The Wilderness confrontation marked the first time the Union Army, now under Lt. Gen. Ulysses S. Grant, did not retreat; the first time the 23rd Infantry Regiment, U.S. Colored Troops moved out as part of the Army of the Potomac; and the first time my great, great grandfather U.S. Pvt. Arthur Bull entered the fight. Today, I attended my first reenactment of this pivotal battle.
On Courthouse Road near the battlefield, traffic thinned. We seemed to be alone on the highway when suddenly, there they were. White canvas tents pitched across the countryside north and south of the road, smoke rising from campfires and Union soldiers everywhere readying to move into battle. And just like that it was 1864 again, made tangible by thousands of reenactors paying homage to those long-gone soldiers who changed the march of history.

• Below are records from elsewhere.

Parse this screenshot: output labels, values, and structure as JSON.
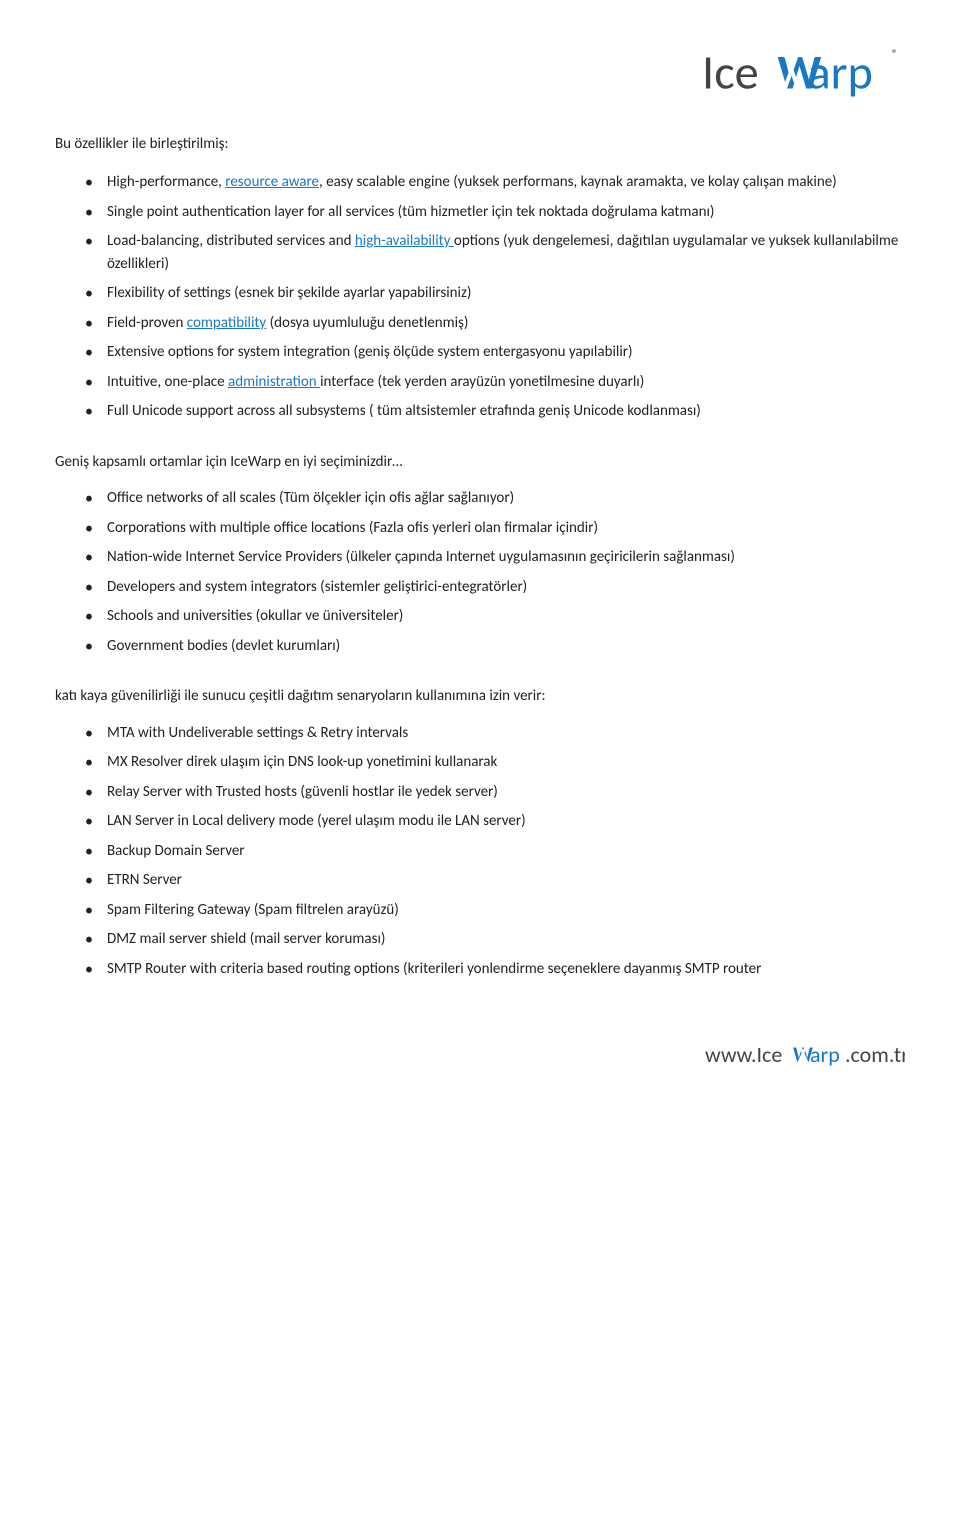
{
  "header": {
    "logo_alt": "IceWarp Logo"
  },
  "intro": {
    "heading": "Bu özellikler ile birleştirilmiş:"
  },
  "bullet_list_1": [
    {
      "text_before": "High-performance, ",
      "link_text": "resource aware",
      "text_after": ", easy scalable engine (yuksek performans, kaynak aramakta, ve kolay çalışan makine)"
    },
    {
      "text_before": "Single point authentication layer for all services (tüm hizmetler için tek noktada doğrulama katmanı)"
    },
    {
      "text_before": "Load-balancing, distributed services and ",
      "link_text": "high-availability ",
      "text_after": "options (yuk dengelemesi, dağıtılan uygulamalar ve yuksek kullanılabilme özellikleri)"
    },
    {
      "text_before": "Flexibility of settings (esnek bir şekilde ayarlar yapabilirsiniz)"
    },
    {
      "text_before": "Field-proven ",
      "link_text": "compatibility",
      "text_after": " (dosya uyumluluğu denetlenmiş)"
    },
    {
      "text_before": "Extensive options for system integration (geniş ölçüde system entergasyonu yapılabilir)"
    },
    {
      "text_before": "Intuitive, one-place ",
      "link_text": "administration ",
      "text_after": "interface (tek yerden arayüzün yonetilmesine duyarlı)"
    },
    {
      "text_before": "Full Unicode support across all subsystems ( tüm altsistemler etrafında geniş Unicode kodlanması)"
    }
  ],
  "section_2_heading": "Geniş kapsamlı ortamlar için IceWarp en iyi seçiminizdir…",
  "bullet_list_2": [
    "Office networks of all scales (Tüm ölçekler için ofis ağlar sağlanıyor)",
    "Corporations with multiple office locations (Fazla ofis yerleri olan firmalar içindir)",
    "Nation-wide Internet Service Providers (ülkeler çapında Internet uygulamasının geçiricilerin sağlanması)",
    "Developers and system integrators (sistemler geliştirici-entegratörler)",
    "Schools and universities (okullar ve üniversiteler)",
    "Government bodies (devlet kurumları)"
  ],
  "section_3_heading": "katı kaya güvenilirliği ile sunucu çeşitli dağıtım senaryoların kullanımına izin verir:",
  "bullet_list_3": [
    "MTA with Undeliverable settings & Retry intervals",
    "MX Resolver direk ulaşım için DNS look-up yonetimini kullanarak",
    "Relay Server with Trusted hosts (güvenli hostlar ile yedek server)",
    "LAN Server in Local delivery mode (yerel ulaşım modu ile LAN server)",
    "Backup Domain Server",
    "ETRN Server",
    "Spam Filtering Gateway (Spam filtrelen arayüzü)",
    "DMZ mail server shield (mail server koruması)",
    "SMTP Router with criteria based routing options (kriterileri yonlendirme seçeneklere dayanmış SMTP router"
  ],
  "footer": {
    "url_prefix": "www.Ice",
    "url_warp": "Warp",
    "url_suffix": ".com.tr"
  }
}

Later, we sat under trees beside a stream and watched the Battle of Saunders Field unfold — Union and Confederate regiments advancing and retreating, cavalry galloping to and fro, cannon batteries booming, gun smoke everywhere.
But for me, it was that first breathtaking moment seeing the Union Army bivouacked by the road that brought everything back to life — including my ancestor across the field on duty with the Union artillery.